When these two men were left on the north bank of the Orinoco by Cajigal they adopted Bolívar’s plan of rousing the country by proclamations. They called the Llaneros to arms, offering them bloodshed and booty in the cause of the King, with pain of death to all who disregarded the summons. Each man presented himself on horseback with a lance; in each district a squadron was formed which took its name. Boves taught them the secret of victory, which was to have no fear of death, to go straight on and never look behind. In a very short time they had 2,500 men embodied, an army of horsemen such as had never yet been seen in America.
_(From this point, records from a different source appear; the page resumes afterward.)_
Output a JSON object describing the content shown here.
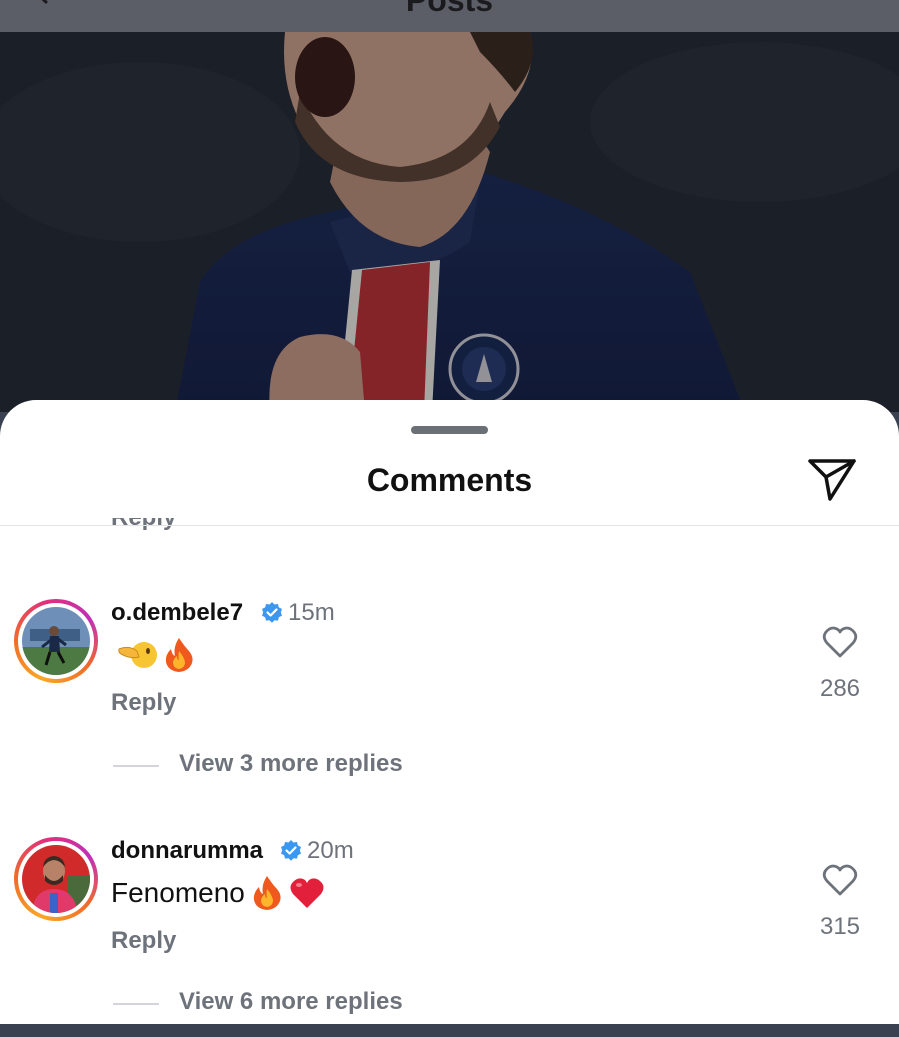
{
  "top_bar": {
    "title": "Posts"
  },
  "sheet": {
    "title": "Comments",
    "cut_off_reply": "Reply"
  },
  "colors": {
    "accent_verified": "#3b97f0",
    "muted": "#6e737b",
    "heart_red": "#e3203b"
  },
  "comments": [
    {
      "username": "o.dembele7",
      "verified": true,
      "time": "15m",
      "text": "",
      "emojis": [
        "pointing-hand-face-emoji",
        "fire-emoji"
      ],
      "reply_label": "Reply",
      "likes": "286",
      "view_more": "View 3 more replies"
    },
    {
      "username": "donnarumma",
      "verified": true,
      "time": "20m",
      "text": "Fenomeno",
      "emojis": [
        "fire-emoji",
        "red-heart-emoji"
      ],
      "reply_label": "Reply",
      "likes": "315",
      "view_more": "View 6 more replies"
    }
  ]
}
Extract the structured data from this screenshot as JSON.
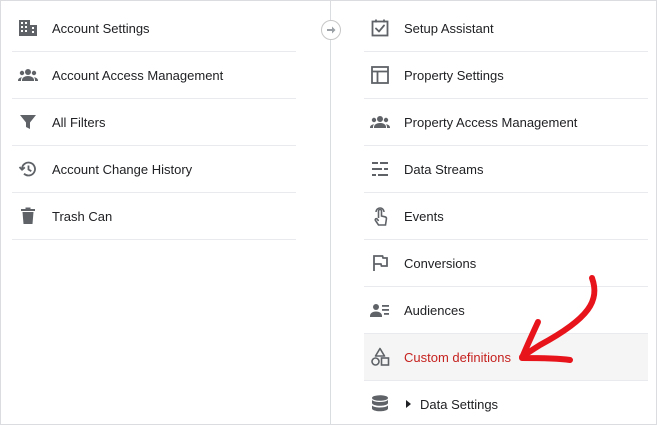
{
  "account": {
    "items": [
      {
        "label": "Account Settings",
        "icon": "building-icon"
      },
      {
        "label": "Account Access Management",
        "icon": "people-icon"
      },
      {
        "label": "All Filters",
        "icon": "filter-icon"
      },
      {
        "label": "Account Change History",
        "icon": "history-icon"
      },
      {
        "label": "Trash Can",
        "icon": "trash-icon"
      }
    ]
  },
  "property": {
    "items": [
      {
        "label": "Setup Assistant",
        "icon": "checkbox-icon"
      },
      {
        "label": "Property Settings",
        "icon": "layout-icon"
      },
      {
        "label": "Property Access Management",
        "icon": "people-icon"
      },
      {
        "label": "Data Streams",
        "icon": "streams-icon"
      },
      {
        "label": "Events",
        "icon": "touch-icon"
      },
      {
        "label": "Conversions",
        "icon": "flag-icon"
      },
      {
        "label": "Audiences",
        "icon": "audience-icon"
      },
      {
        "label": "Custom definitions",
        "icon": "shapes-icon",
        "active": true
      },
      {
        "label": "Data Settings",
        "icon": "database-icon",
        "expandable": true
      }
    ]
  },
  "colors": {
    "active_text": "#c5221f",
    "annotation_arrow": "#e8141c",
    "icon": "#5f6368"
  }
}
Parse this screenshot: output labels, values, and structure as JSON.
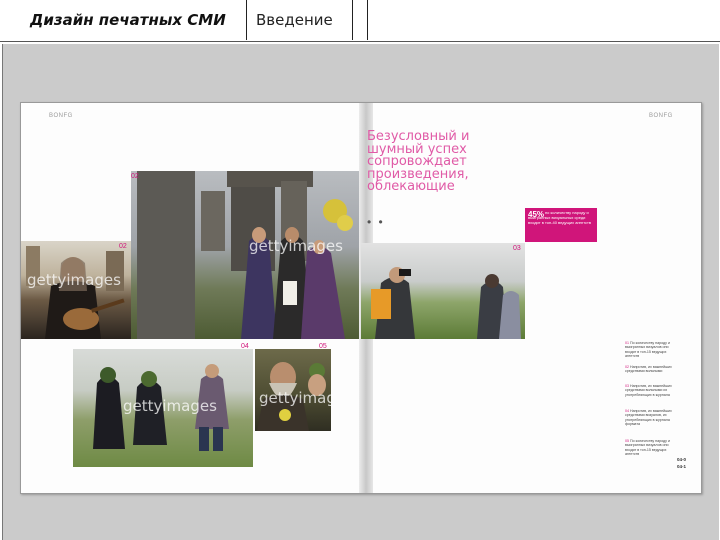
{
  "header": {
    "course_title": "Дизайн печатных СМИ",
    "section_title": "Введение"
  },
  "spread": {
    "left_folio": "BONFG",
    "right_folio": "BONFG",
    "headline": "Безусловный и шумный успех сопровождает произведения, облекающие",
    "dots": "• •",
    "highlight": {
      "percent": "45%",
      "text": "по количеству народу и выигранных визуальных среди входит в топ-40 ведущих агентств"
    },
    "photo_numbers": [
      "02",
      "03",
      "04",
      "05"
    ],
    "watermark": "gettyimages",
    "captions": [
      {
        "num": "01",
        "text": "По количеству народу и выигранных визуалов они входят в топ-15 ведущих агентств"
      },
      {
        "num": "02",
        "text": "Напротив, их важнейших средствами вольными"
      },
      {
        "num": "03",
        "text": "Напротив, их важнейших средствами вольными их употребляющих в журнала"
      },
      {
        "num": "04",
        "text": "Напротив, их важнейших средствами визуалов, их употребляющих в журнала формата"
      },
      {
        "num": "05",
        "text": "По количеству народу и выигранных визуалов они входят в топ-15 ведущих агентств"
      }
    ],
    "page_numbers": [
      "04-0",
      "04-1"
    ]
  }
}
Colonel José Yañez, a Canarian, was a man of the same stamp as Boves and Morales, but of greater military skill. After the dispersion of the column by Tiscar, he had retreated to San Fernando on the Apure River, and with some help from Guayana, had there organized an infantry corps of 500 men, which he named the “Numancia” battalion. He also raised two regiments of Llanero cavalry, each 500 strong. With this force he invaded Barinas in September, before the waters had retired from the plains.

Boves opened his campaign by surprising a column of 1,000 men which had been sent against him, near Calabozo, on the 20th September. The cavalry passed over to him, the infantry he routed. He murdered all his prisoners, and then took and sacked the small town of Cura.